Inside an abdomen that has never had any surgery, or never had any infection, there are no adhesions. People who have had previous infections inside their abdomen are at risk of adhesions when the infection heals. This has been because there has been the presence of pus or inflammatory tissue which irritates the surface of organs within the abdomen. That tissue becomes “sticky”, then other surfaces and nearby organs or tissues can become adherent to those areas and then a mature adhesion develops. Mature adhesions act like permanent connections between those two surfaces and this is what causes the symptoms.
Contents within the abdomen usually enjoy relatively free movement, so that during digestion, organs can contract and move as they wish for their proper function. Adhesions impede this because they act like anchors preventing organs to freely move. This is what causes the pain and dragging sensation that patients with adhesions seem to experience.
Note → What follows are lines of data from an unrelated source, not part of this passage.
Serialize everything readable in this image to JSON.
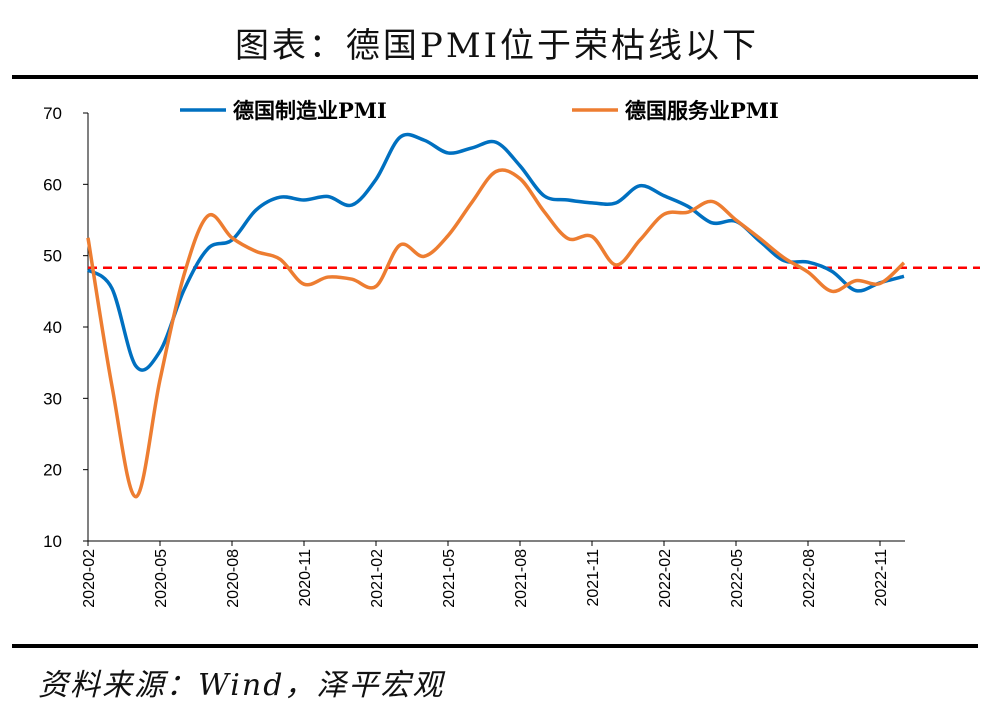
{
  "title": "图表：德国PMI位于荣枯线以下",
  "source": "资料来源：Wind，泽平宏观",
  "chart_data": {
    "type": "line",
    "title": "图表：德国PMI位于荣枯线以下",
    "xlabel": "",
    "ylabel": "",
    "ylim": [
      10,
      70
    ],
    "yticks": [
      10,
      20,
      30,
      40,
      50,
      60,
      70
    ],
    "x": [
      "2020-02",
      "2020-03",
      "2020-04",
      "2020-05",
      "2020-06",
      "2020-07",
      "2020-08",
      "2020-09",
      "2020-10",
      "2020-11",
      "2020-12",
      "2021-01",
      "2021-02",
      "2021-03",
      "2021-04",
      "2021-05",
      "2021-06",
      "2021-07",
      "2021-08",
      "2021-09",
      "2021-10",
      "2021-11",
      "2021-12",
      "2022-01",
      "2022-02",
      "2022-03",
      "2022-04",
      "2022-05",
      "2022-06",
      "2022-07",
      "2022-08",
      "2022-09",
      "2022-10",
      "2022-11",
      "2022-12"
    ],
    "xticks": [
      "2020-02",
      "2020-05",
      "2020-08",
      "2020-11",
      "2021-02",
      "2021-05",
      "2021-08",
      "2021-11",
      "2022-02",
      "2022-05",
      "2022-08",
      "2022-11"
    ],
    "legend_position": "top",
    "series": [
      {
        "name": "德国制造业PMI",
        "color": "#0070C0",
        "values": [
          48.0,
          45.4,
          34.5,
          36.6,
          45.2,
          51.0,
          52.2,
          56.4,
          58.2,
          57.8,
          58.3,
          57.1,
          60.7,
          66.6,
          66.2,
          64.4,
          65.1,
          65.9,
          62.6,
          58.4,
          57.8,
          57.4,
          57.4,
          59.8,
          58.4,
          56.9,
          54.6,
          54.8,
          52.0,
          49.3,
          49.1,
          47.8,
          45.1,
          46.2,
          47.1
        ]
      },
      {
        "name": "德国服务业PMI",
        "color": "#ED7D31",
        "values": [
          52.5,
          31.7,
          16.2,
          32.6,
          47.3,
          55.6,
          52.5,
          50.6,
          49.5,
          46.0,
          47.0,
          46.7,
          45.7,
          51.5,
          49.9,
          52.8,
          57.5,
          61.8,
          60.8,
          56.2,
          52.4,
          52.7,
          48.7,
          52.2,
          55.8,
          56.1,
          57.6,
          55.0,
          52.4,
          49.7,
          47.7,
          45.0,
          46.5,
          46.1,
          49.0
        ]
      }
    ],
    "reference_line": {
      "value": 48.3,
      "color": "#FF0000",
      "style": "dashed"
    }
  }
}
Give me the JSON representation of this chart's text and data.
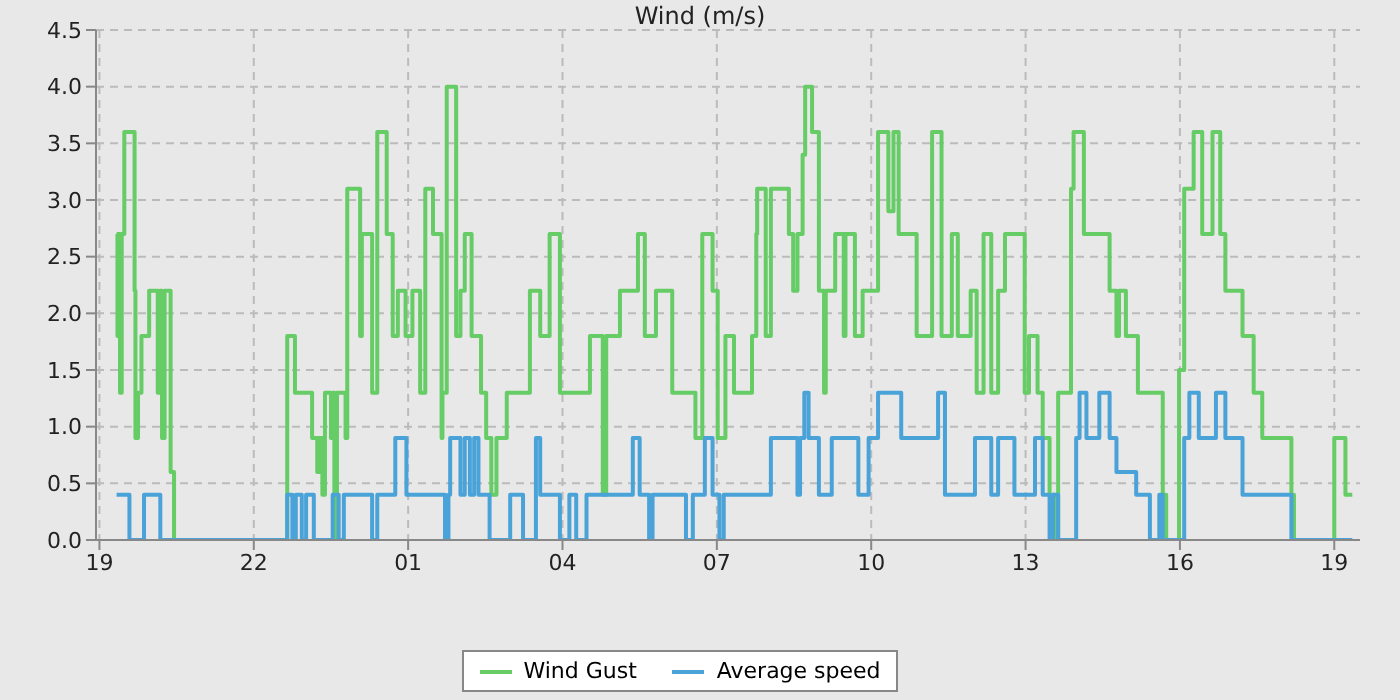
{
  "chart_data": {
    "type": "step",
    "title": "Wind (m/s)",
    "xlim": [
      "--01-01T18:56",
      "--01-02T19:30"
    ],
    "xticks": [
      {
        "value": "--01-01T19:00",
        "label": "19"
      },
      {
        "value": "--01-01T22:00",
        "label": "22"
      },
      {
        "value": "--01-02T01:00",
        "label": "01"
      },
      {
        "value": "--01-02T04:00",
        "label": "04"
      },
      {
        "value": "--01-02T07:00",
        "label": "07"
      },
      {
        "value": "--01-02T10:00",
        "label": "10"
      },
      {
        "value": "--01-02T13:00",
        "label": "13"
      },
      {
        "value": "--01-02T16:00",
        "label": "16"
      },
      {
        "value": "--01-02T19:00",
        "label": "19"
      }
    ],
    "ylim": [
      0,
      4.5
    ],
    "yticks": [
      {
        "value": 0,
        "label": "0.0"
      },
      {
        "value": 0.5,
        "label": "0.5"
      },
      {
        "value": 1,
        "label": "1.0"
      },
      {
        "value": 1.5,
        "label": "1.5"
      },
      {
        "value": 2,
        "label": "2.0"
      },
      {
        "value": 2.5,
        "label": "2.5"
      },
      {
        "value": 3,
        "label": "3.0"
      },
      {
        "value": 3.5,
        "label": "3.5"
      },
      {
        "value": 4,
        "label": "4.0"
      },
      {
        "value": 4.5,
        "label": "4.5"
      }
    ],
    "grid": true,
    "legend": "bottom",
    "marker": "none",
    "series": [
      {
        "name": "Wind Gust",
        "color": "#66cc66",
        "x": [
          "--01-01T19:20",
          "--01-01T19:21",
          "--01-01T19:22",
          "--01-01T19:24",
          "--01-01T19:26",
          "--01-01T19:29",
          "--01-01T19:41",
          "--01-01T19:42",
          "--01-01T19:45",
          "--01-01T19:49",
          "--01-01T19:58",
          "--01-01T20:08",
          "--01-01T20:10",
          "--01-01T20:13",
          "--01-01T20:16",
          "--01-01T20:23",
          "--01-01T20:27",
          "--01-01T22:39",
          "--01-01T22:48",
          "--01-01T23:08",
          "--01-01T23:14",
          "--01-01T23:16",
          "--01-01T23:20",
          "--01-01T23:23",
          "--01-01T23:30",
          "--01-01T23:32",
          "--01-01T23:34",
          "--01-01T23:37",
          "--01-01T23:47",
          "--01-01T23:49",
          "--01-02T00:04",
          "--01-02T00:06",
          "--01-02T00:18",
          "--01-02T00:24",
          "--01-02T00:35",
          "--01-02T00:42",
          "--01-02T00:48",
          "--01-02T00:57",
          "--01-02T01:05",
          "--01-02T01:14",
          "--01-02T01:20",
          "--01-02T01:29",
          "--01-02T01:39",
          "--01-02T01:40",
          "--01-02T01:45",
          "--01-02T01:56",
          "--01-02T02:01",
          "--01-02T02:06",
          "--01-02T02:14",
          "--01-02T02:25",
          "--01-02T02:31",
          "--01-02T02:37",
          "--01-02T02:43",
          "--01-02T02:55",
          "--01-02T03:22",
          "--01-02T03:34",
          "--01-02T03:45",
          "--01-02T03:57",
          "--01-02T04:32",
          "--01-02T04:47",
          "--01-02T04:51",
          "--01-02T05:07",
          "--01-02T05:28",
          "--01-02T05:36",
          "--01-02T05:49",
          "--01-02T06:08",
          "--01-02T06:35",
          "--01-02T06:43",
          "--01-02T06:55",
          "--01-02T07:01",
          "--01-02T07:10",
          "--01-02T07:20",
          "--01-02T07:41",
          "--01-02T07:46",
          "--01-02T07:47",
          "--01-02T07:57",
          "--01-02T08:03",
          "--01-02T08:24",
          "--01-02T08:29",
          "--01-02T08:34",
          "--01-02T08:40",
          "--01-02T08:43",
          "--01-02T08:51",
          "--01-02T08:59",
          "--01-02T09:05",
          "--01-02T09:07",
          "--01-02T09:18",
          "--01-02T09:28",
          "--01-02T09:30",
          "--01-02T09:41",
          "--01-02T09:50",
          "--01-02T10:08",
          "--01-02T10:20",
          "--01-02T10:26",
          "--01-02T10:32",
          "--01-02T10:53",
          "--01-02T11:11",
          "--01-02T11:22",
          "--01-02T11:34",
          "--01-02T11:41",
          "--01-02T11:56",
          "--01-02T12:03",
          "--01-02T12:11",
          "--01-02T12:20",
          "--01-02T12:28",
          "--01-02T12:36",
          "--01-02T12:59",
          "--01-02T13:04",
          "--01-02T13:14",
          "--01-02T13:20",
          "--01-02T13:28",
          "--01-02T13:34",
          "--01-02T13:38",
          "--01-02T13:53",
          "--01-02T13:56",
          "--01-02T14:08",
          "--01-02T14:13",
          "--01-02T14:38",
          "--01-02T14:46",
          "--01-02T14:49",
          "--01-02T14:57",
          "--01-02T15:11",
          "--01-02T15:40",
          "--01-02T15:44",
          "--01-02T15:59",
          "--01-02T16:05",
          "--01-02T16:16",
          "--01-02T16:26",
          "--01-02T16:38",
          "--01-02T16:47",
          "--01-02T16:53",
          "--01-02T17:13",
          "--01-02T17:26",
          "--01-02T17:36",
          "--01-02T18:10",
          "--01-02T18:13",
          "--01-02T19:00",
          "--01-02T19:13",
          "--01-02T19:21"
        ],
        "values": [
          2.7,
          1.8,
          2.7,
          1.3,
          2.7,
          3.6,
          2.2,
          0.9,
          1.3,
          1.8,
          2.2,
          1.3,
          2.2,
          0.9,
          2.2,
          0.6,
          0,
          1.8,
          1.3,
          0.9,
          0.6,
          0.9,
          0.4,
          1.3,
          0.9,
          1.3,
          0,
          1.3,
          0.9,
          3.1,
          1.8,
          2.7,
          1.3,
          3.6,
          2.7,
          1.8,
          2.2,
          1.8,
          2.2,
          1.3,
          3.1,
          2.7,
          0.9,
          1.3,
          4.0,
          1.8,
          2.2,
          2.7,
          1.8,
          1.3,
          0.9,
          0.4,
          0.9,
          1.3,
          2.2,
          1.8,
          2.7,
          1.3,
          1.8,
          0.4,
          1.8,
          2.2,
          2.7,
          1.8,
          2.2,
          1.3,
          0.9,
          2.7,
          2.2,
          0.9,
          1.8,
          1.3,
          1.8,
          2.7,
          3.1,
          1.8,
          3.1,
          2.7,
          2.2,
          2.7,
          3.4,
          4.0,
          3.6,
          2.2,
          1.3,
          2.2,
          2.7,
          1.8,
          2.7,
          1.8,
          2.2,
          3.6,
          2.9,
          3.6,
          2.7,
          1.8,
          3.6,
          1.8,
          2.7,
          1.8,
          2.2,
          1.3,
          2.7,
          1.3,
          2.2,
          2.7,
          1.3,
          1.8,
          1.3,
          0.9,
          0.4,
          0,
          1.3,
          3.1,
          3.6,
          2.7,
          2.7,
          2.2,
          1.8,
          2.2,
          1.8,
          1.3,
          0.4,
          0,
          1.5,
          3.1,
          3.6,
          2.7,
          3.6,
          2.7,
          2.2,
          1.8,
          1.3,
          0.9,
          0.4,
          0,
          0.9,
          0.4,
          0.4
        ]
      },
      {
        "name": "Average speed",
        "color": "#4aa3d8",
        "x": [
          "--01-01T19:20",
          "--01-01T19:35",
          "--01-01T19:52",
          "--01-01T20:11",
          "--01-01T22:39",
          "--01-01T22:45",
          "--01-01T22:49",
          "--01-01T22:56",
          "--01-01T23:01",
          "--01-01T23:10",
          "--01-01T23:32",
          "--01-01T23:39",
          "--01-01T23:45",
          "--01-02T00:18",
          "--01-02T00:24",
          "--01-02T00:45",
          "--01-02T00:58",
          "--01-02T01:43",
          "--01-02T01:47",
          "--01-02T01:49",
          "--01-02T02:01",
          "--01-02T02:06",
          "--01-02T02:12",
          "--01-02T02:17",
          "--01-02T02:22",
          "--01-02T02:35",
          "--01-02T02:59",
          "--01-02T03:14",
          "--01-02T03:29",
          "--01-02T03:34",
          "--01-02T03:57",
          "--01-02T04:08",
          "--01-02T04:16",
          "--01-02T04:28",
          "--01-02T05:22",
          "--01-02T05:30",
          "--01-02T05:41",
          "--01-02T05:45",
          "--01-02T06:24",
          "--01-02T06:32",
          "--01-02T06:46",
          "--01-02T06:55",
          "--01-02T07:03",
          "--01-02T07:08",
          "--01-02T08:03",
          "--01-02T08:34",
          "--01-02T08:37",
          "--01-02T08:42",
          "--01-02T08:47",
          "--01-02T08:59",
          "--01-02T09:14",
          "--01-02T09:45",
          "--01-02T09:57",
          "--01-02T10:08",
          "--01-02T10:35",
          "--01-02T11:18",
          "--01-02T11:26",
          "--01-02T11:38",
          "--01-02T12:01",
          "--01-02T12:20",
          "--01-02T12:28",
          "--01-02T12:47",
          "--01-02T13:11",
          "--01-02T13:20",
          "--01-02T13:28",
          "--01-02T13:32",
          "--01-02T13:38",
          "--01-02T13:59",
          "--01-02T14:03",
          "--01-02T14:11",
          "--01-02T14:26",
          "--01-02T14:38",
          "--01-02T14:46",
          "--01-02T15:09",
          "--01-02T15:25",
          "--01-02T15:36",
          "--01-02T15:40",
          "--01-02T16:05",
          "--01-02T16:11",
          "--01-02T16:22",
          "--01-02T16:42",
          "--01-02T16:53",
          "--01-02T17:13",
          "--01-02T18:10",
          "--01-02T19:21"
        ],
        "values": [
          0.4,
          0,
          0.4,
          0,
          0.4,
          0,
          0.4,
          0,
          0.4,
          0,
          0.4,
          0,
          0.4,
          0,
          0.4,
          0.9,
          0.4,
          0,
          0.4,
          0.9,
          0.4,
          0.9,
          0.4,
          0.9,
          0.4,
          0,
          0.4,
          0,
          0.9,
          0.4,
          0,
          0.4,
          0,
          0.4,
          0.9,
          0.4,
          0,
          0.4,
          0,
          0.4,
          0.9,
          0.4,
          0,
          0.4,
          0.9,
          0.4,
          0.9,
          1.3,
          0.9,
          0.4,
          0.9,
          0.4,
          0.9,
          1.3,
          0.9,
          1.3,
          0.4,
          0.4,
          0.9,
          0.4,
          0.9,
          0.4,
          0.9,
          0.4,
          0,
          0.4,
          0,
          0.9,
          1.3,
          0.9,
          1.3,
          0.9,
          0.6,
          0.4,
          0,
          0.4,
          0,
          0.9,
          1.3,
          0.9,
          1.3,
          0.9,
          0.4,
          0,
          0
        ]
      }
    ]
  }
}
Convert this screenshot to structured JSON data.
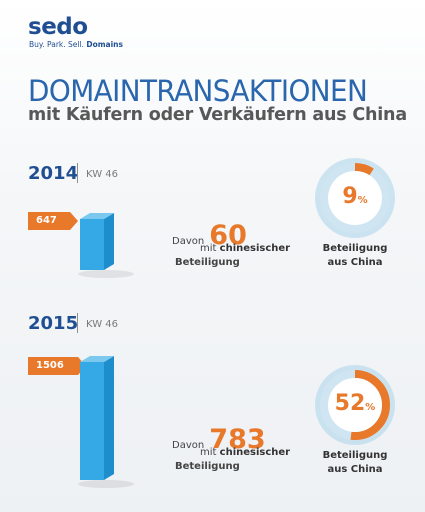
{
  "header": {
    "logo": "sedo",
    "tagline_prefix": "Buy. Park. Sell.",
    "tagline_bold": "Domains"
  },
  "title": "DOMAINTRANSAKTIONEN",
  "subtitle": "mit Käufern oder Verkäufern aus China",
  "colors": {
    "accent": "#e8782a",
    "brand": "#1f4f92",
    "bar": "#34a9e6",
    "ring": "#a9d3ea"
  },
  "chart_data": [
    {
      "type": "bar",
      "year": "2014",
      "week": "KW 46",
      "total_value": 647,
      "total_label": "647",
      "davon_prefix": "Davon",
      "china_value": 60,
      "china_label": "60",
      "mit_text": "mit",
      "mit_bold": "chinesischer",
      "beteiligung_text": "Beteiligung",
      "share_percent": 9,
      "share_number": "9",
      "share_unit": "%",
      "gauge_label_line1": "Beteiligung",
      "gauge_label_line2": "aus China"
    },
    {
      "type": "bar",
      "year": "2015",
      "week": "KW 46",
      "total_value": 1506,
      "total_label": "1506",
      "davon_prefix": "Davon",
      "china_value": 783,
      "china_label": "783",
      "mit_text": "mit",
      "mit_bold": "chinesischer",
      "beteiligung_text": "Beteiligung",
      "share_percent": 52,
      "share_number": "52",
      "share_unit": "%",
      "gauge_label_line1": "Beteiligung",
      "gauge_label_line2": "aus China"
    }
  ]
}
Of course, many patients have adhesions and are not at all aware of them and they have no symptoms, however, some patients with adhesions have considerable symptoms depending on where those adhesions are and how the organs nearby are affected.
Sometimes medications are required to prevent adhered bowel having spasms. Sometimes surgery is required to divide the adhesions and in severe cases this is often resorted to even though there is a risk of further adhesions forming with further surgery. Currently there is no medical way to prevent adhesions developing, but lots of research is being done into various washes and gels that can be applied to the abdomen when surgery is being performed in order to try and prevent adhesions developing in the future. Such materials will become available in the near future for use at routine surgery. The main risk of adhesions is the development of obstruction of the gut. This can be an emergency and require operation swiftly. Some patients with adhesions have to rely on pain killers so that they can function normally.